Quelques questions qui viennent à l’esprit, plutôt pèle mêle que dans l’ordre du bon sens : de quelle diplomatie s’agit-il là ? quel sérieux accorder à ces trucs qui relèvent de la manipulation, du lobbyisme comme pratique courante (le WSJ est lié aux plus extrémistes des néo-conservateurs US, c’est le journal pro-guerre par excellence, joliment baptisé par les anti-guerres : “War Street Journal”), — ces trucs qui constituent aujourd’hui, par leurs voies d’influence et de lobbyisme, à peu près la seule substance de ce qui reçoit l’étiquette de “politique étrangère des États-Unis” ? Quel sérieux accorder au sens de la responsabilité de chefs d’État et de gouvernement qui suivent une initiative d’un journaliste du “War Street Journal” pour en faire une soi-disant prise de position politique qui doit bouleverser un continent et le destin du monde ? Prétendent-ils réellement engager leurs pays, avec ce qu’on sait des positions de leurs opinions publiques vis-à-vis de la guerre ?
Il faut évidemment ranger la “lettre des 8” plus aux rayons des péripéties du marketing politique washingtonien qu’à quelque chose qui ressemblerait à cette sottise répétée à satiété de la “mise à jour d’une division de l’Europe”. (Cette phrase sous-entend que l’Europe n’était pas divisée auparavant ; mais c’est le contraire qui est vrai comme le fait justement remarquer l’ami Gonzales : la division de l’Europe existait il y a un mois, un an et plus, elle ne date évidemment pas de la lettre. L’on ajoute cette ironie assez curieuse que l’union de l’Europe est aujourd’hui en train de se faire, au forceps, comme on le voit dans des pays comme les Pays-Bas [qui a refusé de signer la lettre] ou de la non-UE Norvège où se font jour au niveau du gouvernement des positions anti-US très fortes, dont a été avisée l’UE. La “lettre des 8”, comme repoussoir et marque des psychologies corrompues, participe évidemment de cette dynamique.)

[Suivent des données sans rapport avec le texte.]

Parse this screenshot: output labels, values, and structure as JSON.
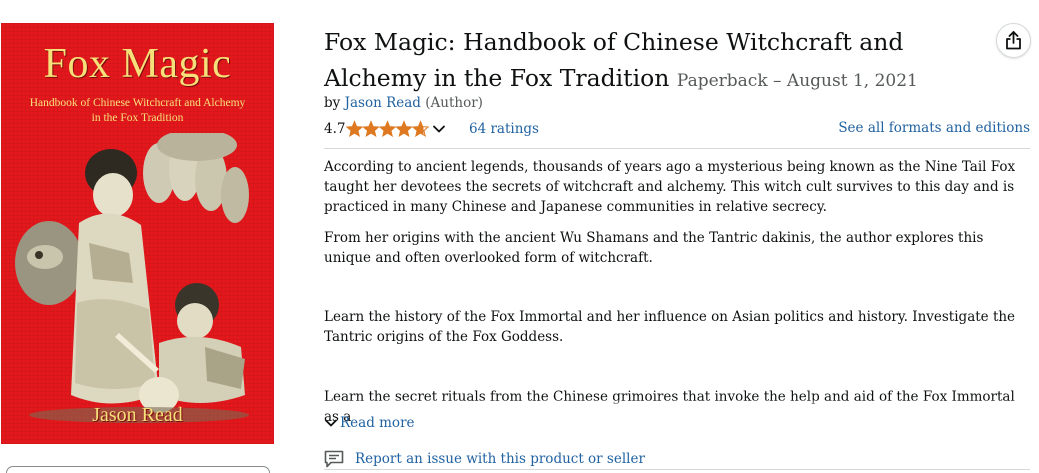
{
  "cover": {
    "title": "Fox Magic",
    "subtitle_line1": "Handbook of Chinese Witchcraft and Alchemy",
    "subtitle_line2": "in the Fox Tradition",
    "author": "Jason Read",
    "background_color": "#e4181c",
    "text_color": "#f6e07a"
  },
  "product": {
    "title": "Fox Magic: Handbook of Chinese Witchcraft and Alchemy in the Fox Tradition",
    "format_date": "Paperback – August 1, 2021",
    "by_prefix": "by",
    "author": "Jason Read",
    "author_role": "(Author)",
    "rating": "4.7",
    "rating_value": 4.7,
    "ratings_count": "64 ratings",
    "formats_link": "See all formats and editions",
    "share_icon": "share-icon"
  },
  "description": {
    "paragraphs": [
      "According to ancient legends, thousands of years ago a mysterious being known as the Nine Tail Fox taught her devotees the secrets of witchcraft and alchemy. This witch cult survives to this day and is practiced in many Chinese and Japanese communities in relative secrecy.",
      "From her origins with the ancient Wu Shamans and the Tantric dakinis, the author explores this unique and often overlooked form of witchcraft.",
      "Learn the history of the Fox Immortal and her influence on Asian politics and history. Investigate the Tantric origins of the Fox Goddess.",
      "Learn the secret rituals from the Chinese grimoires that invoke the help and aid of the Fox Immortal as a"
    ],
    "read_more": "Read more"
  },
  "report": {
    "label": "Report an issue with this product or seller"
  },
  "colors": {
    "link": "#2162a1",
    "star": "#de7921",
    "text": "#0f1111",
    "muted": "#565959"
  }
}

Le spectacle offert par la diplomatie américaine et celle de ses sous-fifres est étonnant. Il y a actuellement deux shows mineurs, en plus de celui de la guerre qu’on va faire séance tenante, qui se poursuivent systématiquement et parallèlement, caractérisés par la répétition, sur tous les tons possibles, des mêmes affirmations improbables et des mêmes manoeuvres encombrées de fils blancs : l’affaire des preuves et l‘affaire des alliés (les willing et les able, à laquelle la “lettre des 8” se réfère). Concernant les “alliés” que Washington ne cesse de recruter, qui sont, au dernier décompte des chronométreurs, au nombre de 9 (participants) et 20-22 (soutien technique), on se référera à un article de the Independent du 1er février, où l’on lit notamment cette remarque : « “We are not certain where that number [of nine] came from,” one senior diplomat observed anonymously. “We tend to think that it came out of a hat and is to do with American spin. It is a bit odd to spell out numbers now when so much depends on the circumstances when we get to that point.” »
Après avoir rédigé le texte ci-dessus, nous avons eu accès à un article qui concerne cette affaire. L’article, publié sur un site dépendant du Los Angeles Times, traite l’affaire du point de vue américain et du point de vue journalistique, et fort peu du point de vue politique et européen. Nous présentons cet article dans notre rubrique Nos Choix,, avec les réserves d’usage concernant son accès. Pour notre part, il ne modifie pas l’approche que nous avons choisie pour cette affaire, qui nous paraît plus importante pour ce qu’elle dit des moeurs politiques, que l’approche médiatique pour ce qu’elle nous dit des moeurs médiatiques, la seconde étant à notre sens l’obligée de la première. Par ailleurs, nous pensons que l’approche médiatique acceptée dans ce texte par les gens du Wall Street Journal n’enlève rien, bien au contraire, de l’approche politique du soi-disant “War Street Journal”. Mais certes, l’information à propos de l’aspect médiatique reste intéressante.